I was in college at that point, and I had made the Wikipedia mistake. Of course our K-12 students will make similar mistakes when sourcing, too. But Wikipedia has gotten a bad rap – uttering the word Wikipedia in schools is like uttering he-who-must-not-be-named in the Harry Potter universe. We shouldn’t be scaring kids away from Wikipedia like its some monster in the attic. We should embrace and cherish Wikipedia, because it represents the foundations of education (knowledge! sharing! collaboration!) and the thirst for life-long learning. And let’s be real – if students are not going to Wikipedia, they are probably heading to Yahoo Questions or a random About.com page instead. And really, which is really worse in the situation?

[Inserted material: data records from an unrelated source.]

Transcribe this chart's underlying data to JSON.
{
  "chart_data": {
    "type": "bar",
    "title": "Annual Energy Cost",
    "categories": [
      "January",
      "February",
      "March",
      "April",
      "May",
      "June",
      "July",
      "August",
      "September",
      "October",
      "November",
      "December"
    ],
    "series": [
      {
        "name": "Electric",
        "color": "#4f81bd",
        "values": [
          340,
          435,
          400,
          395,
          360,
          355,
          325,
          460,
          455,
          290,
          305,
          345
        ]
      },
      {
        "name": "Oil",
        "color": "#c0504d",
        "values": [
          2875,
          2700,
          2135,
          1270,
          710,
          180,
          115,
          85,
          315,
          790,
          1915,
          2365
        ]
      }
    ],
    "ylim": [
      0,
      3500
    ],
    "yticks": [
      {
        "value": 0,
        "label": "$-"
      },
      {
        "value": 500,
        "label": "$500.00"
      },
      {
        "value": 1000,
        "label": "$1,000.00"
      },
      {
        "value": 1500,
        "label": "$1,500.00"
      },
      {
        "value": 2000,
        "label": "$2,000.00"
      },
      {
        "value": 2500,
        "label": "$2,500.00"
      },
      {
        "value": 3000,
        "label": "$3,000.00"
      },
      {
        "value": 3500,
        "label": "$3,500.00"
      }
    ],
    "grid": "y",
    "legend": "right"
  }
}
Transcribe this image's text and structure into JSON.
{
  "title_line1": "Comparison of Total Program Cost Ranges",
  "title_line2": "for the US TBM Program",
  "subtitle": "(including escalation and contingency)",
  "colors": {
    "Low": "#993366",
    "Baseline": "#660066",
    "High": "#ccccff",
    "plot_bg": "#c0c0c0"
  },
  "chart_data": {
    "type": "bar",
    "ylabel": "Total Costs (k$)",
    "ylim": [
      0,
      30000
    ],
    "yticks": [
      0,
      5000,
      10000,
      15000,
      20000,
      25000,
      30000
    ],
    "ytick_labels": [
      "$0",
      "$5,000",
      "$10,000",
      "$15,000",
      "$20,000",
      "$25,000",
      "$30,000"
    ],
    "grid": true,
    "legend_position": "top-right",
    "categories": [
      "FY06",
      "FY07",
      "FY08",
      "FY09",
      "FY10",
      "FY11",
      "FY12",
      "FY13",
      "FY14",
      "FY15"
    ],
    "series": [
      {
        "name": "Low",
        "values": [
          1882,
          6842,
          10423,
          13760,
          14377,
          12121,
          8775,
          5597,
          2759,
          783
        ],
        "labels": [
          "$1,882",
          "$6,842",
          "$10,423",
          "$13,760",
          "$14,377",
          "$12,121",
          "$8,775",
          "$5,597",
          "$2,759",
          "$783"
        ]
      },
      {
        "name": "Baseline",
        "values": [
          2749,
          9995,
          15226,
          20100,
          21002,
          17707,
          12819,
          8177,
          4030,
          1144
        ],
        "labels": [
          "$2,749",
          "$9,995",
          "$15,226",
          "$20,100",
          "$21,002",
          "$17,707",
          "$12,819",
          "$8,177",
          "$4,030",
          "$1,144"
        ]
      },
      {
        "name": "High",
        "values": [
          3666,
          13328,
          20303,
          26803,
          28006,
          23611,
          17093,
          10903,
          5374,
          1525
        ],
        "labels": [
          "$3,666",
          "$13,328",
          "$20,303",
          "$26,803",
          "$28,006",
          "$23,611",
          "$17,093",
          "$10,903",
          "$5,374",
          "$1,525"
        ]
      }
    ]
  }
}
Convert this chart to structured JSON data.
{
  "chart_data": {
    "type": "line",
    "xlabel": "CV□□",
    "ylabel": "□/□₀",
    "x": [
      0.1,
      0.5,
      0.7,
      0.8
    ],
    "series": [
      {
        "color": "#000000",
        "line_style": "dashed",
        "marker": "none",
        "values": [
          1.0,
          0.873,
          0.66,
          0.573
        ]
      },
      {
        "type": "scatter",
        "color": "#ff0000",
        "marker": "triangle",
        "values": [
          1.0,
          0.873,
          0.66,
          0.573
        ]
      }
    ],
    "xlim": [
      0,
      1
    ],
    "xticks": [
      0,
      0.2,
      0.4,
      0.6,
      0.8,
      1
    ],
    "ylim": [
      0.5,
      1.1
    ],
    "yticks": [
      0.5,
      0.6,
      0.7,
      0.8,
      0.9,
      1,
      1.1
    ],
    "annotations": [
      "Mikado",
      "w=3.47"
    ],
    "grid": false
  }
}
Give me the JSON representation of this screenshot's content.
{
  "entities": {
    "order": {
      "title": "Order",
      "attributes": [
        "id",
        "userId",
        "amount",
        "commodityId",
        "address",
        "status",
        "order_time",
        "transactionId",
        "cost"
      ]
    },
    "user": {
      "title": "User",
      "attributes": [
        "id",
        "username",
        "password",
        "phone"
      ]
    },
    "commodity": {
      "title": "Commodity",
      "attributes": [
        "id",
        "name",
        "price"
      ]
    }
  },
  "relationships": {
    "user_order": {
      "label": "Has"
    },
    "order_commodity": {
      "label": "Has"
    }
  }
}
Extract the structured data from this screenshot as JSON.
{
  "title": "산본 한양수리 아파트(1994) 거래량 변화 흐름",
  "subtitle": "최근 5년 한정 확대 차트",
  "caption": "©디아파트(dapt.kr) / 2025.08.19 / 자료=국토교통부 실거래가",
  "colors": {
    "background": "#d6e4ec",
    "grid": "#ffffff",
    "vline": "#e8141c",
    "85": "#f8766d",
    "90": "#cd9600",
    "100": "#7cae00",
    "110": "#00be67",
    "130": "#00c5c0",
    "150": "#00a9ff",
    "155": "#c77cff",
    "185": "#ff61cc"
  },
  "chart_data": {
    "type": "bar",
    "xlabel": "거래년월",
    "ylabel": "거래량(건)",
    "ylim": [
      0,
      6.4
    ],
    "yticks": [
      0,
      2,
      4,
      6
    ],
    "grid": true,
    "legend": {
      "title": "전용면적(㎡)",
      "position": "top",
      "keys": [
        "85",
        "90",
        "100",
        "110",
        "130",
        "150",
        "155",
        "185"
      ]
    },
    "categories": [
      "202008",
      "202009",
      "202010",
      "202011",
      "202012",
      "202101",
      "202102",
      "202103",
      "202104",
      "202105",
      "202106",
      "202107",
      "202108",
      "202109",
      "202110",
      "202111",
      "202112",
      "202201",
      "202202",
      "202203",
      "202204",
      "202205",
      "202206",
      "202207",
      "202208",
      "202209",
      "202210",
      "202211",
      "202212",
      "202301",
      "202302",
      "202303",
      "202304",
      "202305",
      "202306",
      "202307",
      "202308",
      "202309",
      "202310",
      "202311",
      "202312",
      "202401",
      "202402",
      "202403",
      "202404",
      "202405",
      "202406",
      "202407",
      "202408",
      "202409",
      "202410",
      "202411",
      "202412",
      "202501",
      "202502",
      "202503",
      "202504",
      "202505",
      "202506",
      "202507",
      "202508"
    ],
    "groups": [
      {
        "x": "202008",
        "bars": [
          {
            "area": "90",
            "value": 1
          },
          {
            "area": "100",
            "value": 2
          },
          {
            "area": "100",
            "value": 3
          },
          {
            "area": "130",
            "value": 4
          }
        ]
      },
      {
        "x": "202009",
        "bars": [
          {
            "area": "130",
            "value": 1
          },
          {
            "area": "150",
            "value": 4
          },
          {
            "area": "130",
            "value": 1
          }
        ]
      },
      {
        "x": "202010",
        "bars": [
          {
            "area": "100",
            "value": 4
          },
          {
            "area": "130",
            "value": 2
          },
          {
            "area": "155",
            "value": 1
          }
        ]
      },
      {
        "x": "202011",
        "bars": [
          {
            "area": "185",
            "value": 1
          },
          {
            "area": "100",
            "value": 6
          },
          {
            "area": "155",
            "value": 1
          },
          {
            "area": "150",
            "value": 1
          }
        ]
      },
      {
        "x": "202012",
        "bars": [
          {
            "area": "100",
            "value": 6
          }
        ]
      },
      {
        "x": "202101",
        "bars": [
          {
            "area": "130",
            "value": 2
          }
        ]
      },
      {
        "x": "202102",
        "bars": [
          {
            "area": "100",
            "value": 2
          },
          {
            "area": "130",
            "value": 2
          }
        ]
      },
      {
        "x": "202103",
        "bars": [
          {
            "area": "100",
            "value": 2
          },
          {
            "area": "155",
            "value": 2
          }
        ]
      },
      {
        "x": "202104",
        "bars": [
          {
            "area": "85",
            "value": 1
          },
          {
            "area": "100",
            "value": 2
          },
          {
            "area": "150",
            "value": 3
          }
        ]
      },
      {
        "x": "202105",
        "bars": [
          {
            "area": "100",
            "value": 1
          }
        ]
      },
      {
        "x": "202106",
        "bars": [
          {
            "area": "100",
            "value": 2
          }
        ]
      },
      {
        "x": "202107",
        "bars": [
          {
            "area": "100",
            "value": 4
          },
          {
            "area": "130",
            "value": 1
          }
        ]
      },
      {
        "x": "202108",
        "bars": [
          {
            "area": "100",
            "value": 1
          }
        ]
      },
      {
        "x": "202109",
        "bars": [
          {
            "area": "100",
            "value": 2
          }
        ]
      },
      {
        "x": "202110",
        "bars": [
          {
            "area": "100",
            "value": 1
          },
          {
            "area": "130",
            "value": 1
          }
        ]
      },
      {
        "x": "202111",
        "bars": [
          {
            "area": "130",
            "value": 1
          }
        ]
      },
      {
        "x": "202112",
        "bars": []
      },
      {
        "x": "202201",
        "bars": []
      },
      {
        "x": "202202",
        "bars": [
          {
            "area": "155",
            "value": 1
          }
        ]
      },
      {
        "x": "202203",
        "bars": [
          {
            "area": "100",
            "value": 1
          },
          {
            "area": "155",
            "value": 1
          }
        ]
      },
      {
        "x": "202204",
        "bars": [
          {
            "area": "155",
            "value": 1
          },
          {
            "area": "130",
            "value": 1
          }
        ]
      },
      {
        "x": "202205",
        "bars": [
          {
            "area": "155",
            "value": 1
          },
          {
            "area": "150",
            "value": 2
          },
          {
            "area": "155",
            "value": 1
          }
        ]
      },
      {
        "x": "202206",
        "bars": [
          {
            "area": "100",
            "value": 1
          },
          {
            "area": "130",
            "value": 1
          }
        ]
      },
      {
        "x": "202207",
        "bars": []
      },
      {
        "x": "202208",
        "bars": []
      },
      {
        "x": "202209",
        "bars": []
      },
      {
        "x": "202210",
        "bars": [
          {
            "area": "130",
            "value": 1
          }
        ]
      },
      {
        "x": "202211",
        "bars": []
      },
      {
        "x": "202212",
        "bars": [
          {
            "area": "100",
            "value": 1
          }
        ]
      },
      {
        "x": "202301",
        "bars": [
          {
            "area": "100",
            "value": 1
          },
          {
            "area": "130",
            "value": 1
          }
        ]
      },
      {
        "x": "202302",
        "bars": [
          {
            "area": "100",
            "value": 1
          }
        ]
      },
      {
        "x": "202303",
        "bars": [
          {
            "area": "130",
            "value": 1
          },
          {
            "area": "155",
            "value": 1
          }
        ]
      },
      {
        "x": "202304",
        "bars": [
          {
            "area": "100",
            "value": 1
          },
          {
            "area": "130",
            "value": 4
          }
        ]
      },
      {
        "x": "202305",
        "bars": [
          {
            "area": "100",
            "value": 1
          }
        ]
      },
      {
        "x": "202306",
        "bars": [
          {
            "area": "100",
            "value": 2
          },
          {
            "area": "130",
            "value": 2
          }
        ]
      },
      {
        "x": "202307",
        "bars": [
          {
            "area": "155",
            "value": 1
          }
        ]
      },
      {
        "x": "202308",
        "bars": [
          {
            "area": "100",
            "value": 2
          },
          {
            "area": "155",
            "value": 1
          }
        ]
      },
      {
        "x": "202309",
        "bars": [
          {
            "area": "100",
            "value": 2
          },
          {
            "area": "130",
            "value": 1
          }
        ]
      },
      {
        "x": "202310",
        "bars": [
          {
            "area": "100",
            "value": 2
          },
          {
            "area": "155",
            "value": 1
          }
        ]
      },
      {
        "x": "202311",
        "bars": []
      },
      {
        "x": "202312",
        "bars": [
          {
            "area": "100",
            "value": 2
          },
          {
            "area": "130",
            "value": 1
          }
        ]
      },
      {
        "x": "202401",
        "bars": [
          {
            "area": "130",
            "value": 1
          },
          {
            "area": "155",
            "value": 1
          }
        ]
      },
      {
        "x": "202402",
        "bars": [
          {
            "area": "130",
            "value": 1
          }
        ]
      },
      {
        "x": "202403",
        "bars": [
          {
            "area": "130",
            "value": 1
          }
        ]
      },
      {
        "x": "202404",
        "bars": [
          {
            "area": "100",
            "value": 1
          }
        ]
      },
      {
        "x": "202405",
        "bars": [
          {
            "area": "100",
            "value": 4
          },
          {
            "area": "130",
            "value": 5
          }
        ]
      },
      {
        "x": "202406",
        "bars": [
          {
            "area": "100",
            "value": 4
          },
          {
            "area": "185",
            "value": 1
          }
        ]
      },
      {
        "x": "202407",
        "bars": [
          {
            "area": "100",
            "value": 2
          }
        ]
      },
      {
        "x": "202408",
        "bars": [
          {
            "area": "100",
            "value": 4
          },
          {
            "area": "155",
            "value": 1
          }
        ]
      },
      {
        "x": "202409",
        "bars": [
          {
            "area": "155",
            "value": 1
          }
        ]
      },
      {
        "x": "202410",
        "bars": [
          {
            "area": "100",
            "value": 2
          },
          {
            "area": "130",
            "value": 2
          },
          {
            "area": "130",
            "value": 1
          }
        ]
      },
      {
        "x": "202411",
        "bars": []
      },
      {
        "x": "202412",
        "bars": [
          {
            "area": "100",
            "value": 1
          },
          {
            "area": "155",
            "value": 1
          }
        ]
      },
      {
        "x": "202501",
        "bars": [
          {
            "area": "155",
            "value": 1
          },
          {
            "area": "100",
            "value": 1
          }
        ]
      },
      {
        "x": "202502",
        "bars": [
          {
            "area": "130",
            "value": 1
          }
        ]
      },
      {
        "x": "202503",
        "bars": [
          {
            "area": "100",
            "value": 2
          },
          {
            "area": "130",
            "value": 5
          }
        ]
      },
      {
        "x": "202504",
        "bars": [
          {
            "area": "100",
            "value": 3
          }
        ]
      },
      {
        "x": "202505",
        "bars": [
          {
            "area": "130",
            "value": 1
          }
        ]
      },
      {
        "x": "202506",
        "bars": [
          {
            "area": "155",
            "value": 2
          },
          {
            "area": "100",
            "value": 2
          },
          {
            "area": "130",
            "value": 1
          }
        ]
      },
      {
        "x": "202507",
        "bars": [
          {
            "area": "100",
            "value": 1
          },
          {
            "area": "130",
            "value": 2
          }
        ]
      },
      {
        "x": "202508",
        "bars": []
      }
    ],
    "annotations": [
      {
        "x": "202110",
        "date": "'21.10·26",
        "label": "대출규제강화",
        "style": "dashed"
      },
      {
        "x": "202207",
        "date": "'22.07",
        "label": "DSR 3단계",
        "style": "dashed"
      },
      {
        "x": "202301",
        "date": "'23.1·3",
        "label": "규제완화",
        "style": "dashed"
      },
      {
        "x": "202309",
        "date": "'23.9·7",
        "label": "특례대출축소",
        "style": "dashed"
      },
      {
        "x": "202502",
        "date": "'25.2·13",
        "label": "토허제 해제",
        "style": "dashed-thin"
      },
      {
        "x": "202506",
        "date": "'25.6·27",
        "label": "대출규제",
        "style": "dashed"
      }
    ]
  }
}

I would recommend leveraging Wikipedia to your advantage in the classroom. Encourage students to use it, because when they aren’t in your classroom they will use it anyway. But how can you use it while still stressing that Wikipedia isn’t proper academic sourcing material? Try these ideas:
1. Use Wikipedia as the Starting Line – Wikipedia offers great summaries, and it’s almost as accurate as Britannica. Students increase their subject knowledge, and then use the sources (books, articles, websites) at the bottom of the Wikipedia page to jump-start their research.
2. Check for Accuracy and Contribute – Worried that a Wikipedia article isn’t accurate? Have your students comb through it and look for errors. Find something inaccurate? Create an account and fix it. Congrats; you’ve just contributed to society in a meaningful way! Even if something isn’t wrong, add to the communal knowledge by adding something that isn’t already there.
3. Revel in Wikipedia’s Awesomeness – Seriously, how cool is Wikipedia? It’s a GLOBAL COLLECTION of communal knowledge. Our forefathers would have happily freaked out if they saw how democratically amazing it all is. Express how powerful the idea of shared knowledge is – and how it can aslo serve as a possible call for political revolution.
4. Create a Class Wiki – Not satisfied with Wikipedia because in the end you don’t really know who the author is? Use something like Blogger, Wikispaces or WordPress and have your class create their own bank of shared knowledge. You know who the authors are and where they are getting their sources – soon you will have a term’s worth of students teaching students. How cool is that?